In two separate rulings over the past week, federal district courts have granted summary judgment motions filed by investment advisers sued for excessive fees under Section 36(b) of the Investment Company Act of 1940. Both courts issued substantive opinions, and both carefully followed the principles established by the Supreme Court’s landmark
Jones v. Harris Associates decision in 2010. The two theories relied on most heavily by plaintiffs in the most recent wave of 36(b) cases – the sub-advised funds comparison and the manager-of-managers theory – were each carefully evaluated and squarely rejected by the courts.
On March 9, the U.S. District Court for the Southern District of Ohio issued its 39-page opinion in
Goodman v. J.P. Morgan Investment Management, Inc. The plaintiff shareholders in
J.P. Morgan focused primarily on a comparison of the fees charged by the adviser to its own funds versus the fees charged by the adviser to funds it sub-advises. The plaintiffs argued that the “arm’s-length bargaining range” described in
Jones v. Harris was “unequivocally established” by the fees that the adviser charged sub-advised funds and that no further analysis was necessary. After a comprehensive review of the law established in
Jones v. Harris, the court in
J.P. Morgan rejected this comparison, finding that the comparators were “not materially similar.”
In rejecting the sub-advised funds comparison, the court in
J.P. Morgan relied on the Supreme Court’s instruction that “if the services rendered are sufficiently different that a comparison is not probative, then courts must reject such a comparison.” In the most thorough treatment to date of the sub-advised funds comparison, the court focused on not only the differential in scale of services but also the different risks associated with the roles of adviser and sub-adviser. Citing at length from a report of J.P. Morgan’s expert, the court described the liquidity risks, business risks, operational risks, pricing risks, litigation risks, regulatory risks and reputational risks that advisers confront, which are vastly different in both type and magnitude from the risks faced by sub-advisers. The court’s detailed analysis of this foundational issue should provide a useful road map in the remaining cases where plaintiffs advance this same theory.

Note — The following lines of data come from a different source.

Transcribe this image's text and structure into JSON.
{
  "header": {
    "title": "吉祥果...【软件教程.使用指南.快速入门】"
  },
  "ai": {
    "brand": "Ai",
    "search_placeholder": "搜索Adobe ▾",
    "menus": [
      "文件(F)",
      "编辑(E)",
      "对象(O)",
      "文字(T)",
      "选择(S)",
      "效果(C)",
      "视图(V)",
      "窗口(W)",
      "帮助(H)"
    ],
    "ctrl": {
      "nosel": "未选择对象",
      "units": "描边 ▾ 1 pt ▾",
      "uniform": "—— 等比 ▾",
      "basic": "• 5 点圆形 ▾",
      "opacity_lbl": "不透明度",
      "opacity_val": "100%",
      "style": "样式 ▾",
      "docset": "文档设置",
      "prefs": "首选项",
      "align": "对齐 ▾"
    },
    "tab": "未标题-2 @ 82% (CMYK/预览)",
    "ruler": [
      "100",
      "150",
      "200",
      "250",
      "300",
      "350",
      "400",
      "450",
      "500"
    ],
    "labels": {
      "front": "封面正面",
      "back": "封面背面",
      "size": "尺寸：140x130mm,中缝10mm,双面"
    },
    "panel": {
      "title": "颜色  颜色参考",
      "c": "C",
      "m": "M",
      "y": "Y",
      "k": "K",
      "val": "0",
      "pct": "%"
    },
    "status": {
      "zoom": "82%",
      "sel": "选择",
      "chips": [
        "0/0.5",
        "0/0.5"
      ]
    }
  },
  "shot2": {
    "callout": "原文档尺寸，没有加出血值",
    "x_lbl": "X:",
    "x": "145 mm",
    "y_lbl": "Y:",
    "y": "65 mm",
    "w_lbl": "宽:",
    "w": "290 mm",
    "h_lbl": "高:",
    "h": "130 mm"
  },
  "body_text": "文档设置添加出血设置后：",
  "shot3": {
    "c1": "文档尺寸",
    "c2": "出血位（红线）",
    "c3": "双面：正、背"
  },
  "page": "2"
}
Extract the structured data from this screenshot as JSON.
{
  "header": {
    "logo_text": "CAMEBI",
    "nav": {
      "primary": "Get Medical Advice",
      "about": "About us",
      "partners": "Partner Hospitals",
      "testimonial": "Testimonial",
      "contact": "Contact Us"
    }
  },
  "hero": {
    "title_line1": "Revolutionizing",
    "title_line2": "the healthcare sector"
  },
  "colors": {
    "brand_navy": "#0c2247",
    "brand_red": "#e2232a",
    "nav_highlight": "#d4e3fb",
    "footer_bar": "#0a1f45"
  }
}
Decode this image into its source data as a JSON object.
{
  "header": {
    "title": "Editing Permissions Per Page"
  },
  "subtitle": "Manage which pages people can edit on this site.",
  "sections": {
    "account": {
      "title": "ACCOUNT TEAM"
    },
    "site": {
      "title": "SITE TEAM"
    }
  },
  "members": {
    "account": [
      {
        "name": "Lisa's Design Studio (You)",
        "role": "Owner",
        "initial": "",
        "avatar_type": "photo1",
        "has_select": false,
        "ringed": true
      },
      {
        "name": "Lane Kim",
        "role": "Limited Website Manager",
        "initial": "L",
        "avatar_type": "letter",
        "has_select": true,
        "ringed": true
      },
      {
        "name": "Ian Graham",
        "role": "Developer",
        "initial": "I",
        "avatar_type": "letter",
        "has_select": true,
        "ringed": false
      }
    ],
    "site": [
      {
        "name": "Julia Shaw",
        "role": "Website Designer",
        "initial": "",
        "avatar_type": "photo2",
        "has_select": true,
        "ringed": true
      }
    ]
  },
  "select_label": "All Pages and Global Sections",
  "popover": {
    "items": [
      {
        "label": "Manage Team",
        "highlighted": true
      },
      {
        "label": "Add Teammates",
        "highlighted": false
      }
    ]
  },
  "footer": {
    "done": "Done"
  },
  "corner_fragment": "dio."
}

Just four days later, the U.S. District Court for the Northern District of Illinois granted summary judgment to Harbor Capital in a 36(b) case rejecting the second, equally prominent comparison relied on by recent 36(b) plaintiffs. In
Zehrer v. Harbor Capital Advisers, Inc., the court considered the plaintiff’s theory that the adviser’s fees were excessive in view of its delegation of responsibilities to a sub-adviser. Like the
J.P. Morgan court, the court in
Harbor Capital began with a review of the standard established in
Jones v. Harris, summarized by the Seventh Circuit on remand: “The Supreme Court’s approach does not allow a Court to assess the fairness or reasonableness of adviser’s fees; the goal is to identify the outer bounds of arm’s-length bargaining and not engage in rate regulation.” The court then carefully reviewed the facts regarding the 15(c) process of the board, finding that the plaintiff’s challenges to the board’s process constituted “armchair quarterbacking and captious nit-picking.”
The
Harbor Capital court then addressed the manager-of-managers theory at the heart of the plaintiff’s case. The plaintiff’s principal contention was that only those advisory services directly performed by Harbor Capital should be considered in determining whether its fees were excessive, and those provided by the sub-advisers retained by Harbor Capital should be excluded. Here the court readily agreed with the judgment of the court in
Hartford that “the combined services should be considered against the entire advisory fee.” Citing
Hartford, the court held that disregarding the services rendered by the sub-adviser “solely because [the adviser] made the permissible business decision that they were better or more efficiently (or even more inexpensively) performed by [sub-advisers] is nonsensical.”
J.P. Morgan and
Harbor Capital carefully evaluate and soundly reject the two theories of liability relied on most heavily by plaintiffs since
Jones v. Harris, continuing a string of recent successes by defendants in Section 36(b) cases. In the nearly 50 years since Section 36(b) was added to the Investment Company Act, plaintiffs suing for allegedly excessive fees have yet to win a judgment.